The last day of his ride, Dr. Attia consumed 351 g of fat, 243 g of protein, and 321 g of carbohydrates. That’s enough to make any keto-er cringe.
Yet the following day he tested his ketones and low and behold… 2.2 mMol. Almost what we’d call “deep ketosis.”
His hypothesis was all that riding created a glycogen deficit in his body. All those carbs went to pay off his glycogen debt while the liver was free to keep cranking out ketones.
You don’t have be this extreme to kickstart ketosis. Almost any form of exercise will deplete glycogen and speed the return to ketosis. The higher the intensity, the better.
Cardio interval training or high-intensity circuit training are the best for depleting glycogen stores and accelerating ketosis.
Heck, you could even do air squats in the bathroom before your primo and secondi course. You’d be in good company – Tim Ferriss has been known to do this.
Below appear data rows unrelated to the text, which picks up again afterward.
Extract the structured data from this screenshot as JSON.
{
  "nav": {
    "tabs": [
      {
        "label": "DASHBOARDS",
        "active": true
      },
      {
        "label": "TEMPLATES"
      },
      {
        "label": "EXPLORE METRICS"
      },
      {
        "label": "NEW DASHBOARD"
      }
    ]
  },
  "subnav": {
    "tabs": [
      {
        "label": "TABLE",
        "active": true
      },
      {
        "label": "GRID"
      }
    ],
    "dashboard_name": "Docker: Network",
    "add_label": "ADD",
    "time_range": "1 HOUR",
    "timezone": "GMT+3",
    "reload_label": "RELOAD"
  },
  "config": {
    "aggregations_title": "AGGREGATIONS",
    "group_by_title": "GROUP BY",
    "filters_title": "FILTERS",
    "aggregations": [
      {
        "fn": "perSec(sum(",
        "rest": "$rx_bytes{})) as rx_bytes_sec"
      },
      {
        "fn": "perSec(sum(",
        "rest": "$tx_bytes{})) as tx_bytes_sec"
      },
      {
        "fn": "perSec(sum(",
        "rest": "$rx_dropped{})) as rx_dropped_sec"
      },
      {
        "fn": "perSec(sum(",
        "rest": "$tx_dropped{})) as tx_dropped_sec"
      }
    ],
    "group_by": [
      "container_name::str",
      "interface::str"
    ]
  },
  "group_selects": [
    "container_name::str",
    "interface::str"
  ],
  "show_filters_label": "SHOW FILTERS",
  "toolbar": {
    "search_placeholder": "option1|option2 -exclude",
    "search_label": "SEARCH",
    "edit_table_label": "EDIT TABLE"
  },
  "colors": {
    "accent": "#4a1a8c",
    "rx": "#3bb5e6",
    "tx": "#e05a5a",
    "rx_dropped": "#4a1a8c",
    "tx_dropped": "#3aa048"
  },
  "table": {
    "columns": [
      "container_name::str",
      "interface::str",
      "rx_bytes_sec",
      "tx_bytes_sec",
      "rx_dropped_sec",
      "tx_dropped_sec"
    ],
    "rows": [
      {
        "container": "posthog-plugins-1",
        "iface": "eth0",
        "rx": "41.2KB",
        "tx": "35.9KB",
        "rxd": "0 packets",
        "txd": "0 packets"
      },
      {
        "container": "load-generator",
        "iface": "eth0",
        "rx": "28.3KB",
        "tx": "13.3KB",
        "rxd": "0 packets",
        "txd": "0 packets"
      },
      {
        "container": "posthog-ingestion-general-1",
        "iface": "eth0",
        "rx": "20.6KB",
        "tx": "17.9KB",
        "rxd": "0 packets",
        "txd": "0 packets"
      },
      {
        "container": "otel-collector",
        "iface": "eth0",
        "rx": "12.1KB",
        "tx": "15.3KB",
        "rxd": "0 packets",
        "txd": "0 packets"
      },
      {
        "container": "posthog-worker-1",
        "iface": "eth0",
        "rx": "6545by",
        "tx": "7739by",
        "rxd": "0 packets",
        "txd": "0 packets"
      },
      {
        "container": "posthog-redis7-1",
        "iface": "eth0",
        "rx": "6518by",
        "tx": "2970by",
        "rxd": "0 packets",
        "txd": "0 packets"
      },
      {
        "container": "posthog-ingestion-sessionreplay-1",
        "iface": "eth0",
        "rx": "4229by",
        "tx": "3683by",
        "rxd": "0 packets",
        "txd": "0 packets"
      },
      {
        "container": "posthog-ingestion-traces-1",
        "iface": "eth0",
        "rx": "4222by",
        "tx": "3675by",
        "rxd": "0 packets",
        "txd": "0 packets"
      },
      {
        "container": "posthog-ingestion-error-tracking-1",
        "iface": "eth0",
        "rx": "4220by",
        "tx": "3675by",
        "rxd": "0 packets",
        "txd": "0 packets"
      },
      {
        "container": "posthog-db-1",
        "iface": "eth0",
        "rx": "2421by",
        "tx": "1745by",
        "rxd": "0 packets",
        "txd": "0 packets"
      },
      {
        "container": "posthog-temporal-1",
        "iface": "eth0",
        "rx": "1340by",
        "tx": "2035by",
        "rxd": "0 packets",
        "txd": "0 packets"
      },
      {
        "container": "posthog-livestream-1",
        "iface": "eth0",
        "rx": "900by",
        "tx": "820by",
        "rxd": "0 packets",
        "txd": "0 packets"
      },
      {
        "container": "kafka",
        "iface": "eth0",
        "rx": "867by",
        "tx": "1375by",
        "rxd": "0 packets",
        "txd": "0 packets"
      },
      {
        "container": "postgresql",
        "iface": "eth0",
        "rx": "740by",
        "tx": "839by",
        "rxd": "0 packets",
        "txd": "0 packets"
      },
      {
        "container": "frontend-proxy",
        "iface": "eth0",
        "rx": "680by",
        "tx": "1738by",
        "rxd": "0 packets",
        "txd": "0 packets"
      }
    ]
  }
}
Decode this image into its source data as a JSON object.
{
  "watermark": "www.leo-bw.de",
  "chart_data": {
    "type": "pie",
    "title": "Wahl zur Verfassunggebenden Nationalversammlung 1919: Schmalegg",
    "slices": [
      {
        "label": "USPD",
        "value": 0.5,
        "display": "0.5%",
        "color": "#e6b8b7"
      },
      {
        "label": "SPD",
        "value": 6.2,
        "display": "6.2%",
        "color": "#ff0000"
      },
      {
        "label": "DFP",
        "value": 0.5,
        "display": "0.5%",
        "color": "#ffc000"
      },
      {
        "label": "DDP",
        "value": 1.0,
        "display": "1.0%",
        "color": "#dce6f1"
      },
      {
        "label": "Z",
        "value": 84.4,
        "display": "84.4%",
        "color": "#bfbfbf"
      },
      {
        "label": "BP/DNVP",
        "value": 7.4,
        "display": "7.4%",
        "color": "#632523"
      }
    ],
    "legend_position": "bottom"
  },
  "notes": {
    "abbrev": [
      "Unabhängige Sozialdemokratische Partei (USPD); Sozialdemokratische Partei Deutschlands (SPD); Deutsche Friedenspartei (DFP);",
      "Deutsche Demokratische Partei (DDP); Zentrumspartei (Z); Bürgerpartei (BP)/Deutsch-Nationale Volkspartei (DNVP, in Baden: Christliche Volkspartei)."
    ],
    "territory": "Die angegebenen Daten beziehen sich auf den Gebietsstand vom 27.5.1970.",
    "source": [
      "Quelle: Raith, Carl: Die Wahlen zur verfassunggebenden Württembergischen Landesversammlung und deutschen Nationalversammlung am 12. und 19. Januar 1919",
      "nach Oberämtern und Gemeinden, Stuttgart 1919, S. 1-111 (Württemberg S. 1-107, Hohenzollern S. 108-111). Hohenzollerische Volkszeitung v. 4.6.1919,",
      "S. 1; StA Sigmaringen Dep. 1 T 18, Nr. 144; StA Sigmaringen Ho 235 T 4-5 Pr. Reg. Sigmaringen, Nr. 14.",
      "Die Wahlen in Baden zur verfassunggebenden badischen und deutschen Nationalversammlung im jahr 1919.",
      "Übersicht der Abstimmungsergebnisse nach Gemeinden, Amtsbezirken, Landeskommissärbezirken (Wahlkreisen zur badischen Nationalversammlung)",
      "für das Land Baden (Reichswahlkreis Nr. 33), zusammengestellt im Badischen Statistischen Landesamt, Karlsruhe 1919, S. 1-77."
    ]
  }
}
Keto is a powerful tool to lead a healthy and happy lifestyle. It is not a game where the highest ketone levels win, or one where carb-indulgers are kicked out and lose.
You goal on the diet should be to feel good and work towards fat adaptation. Carb breaks can be speed bumps along the way and you might feel crummy after. But you can always pick it back up the next day.
And hey, life is too short not to indulge from time to time.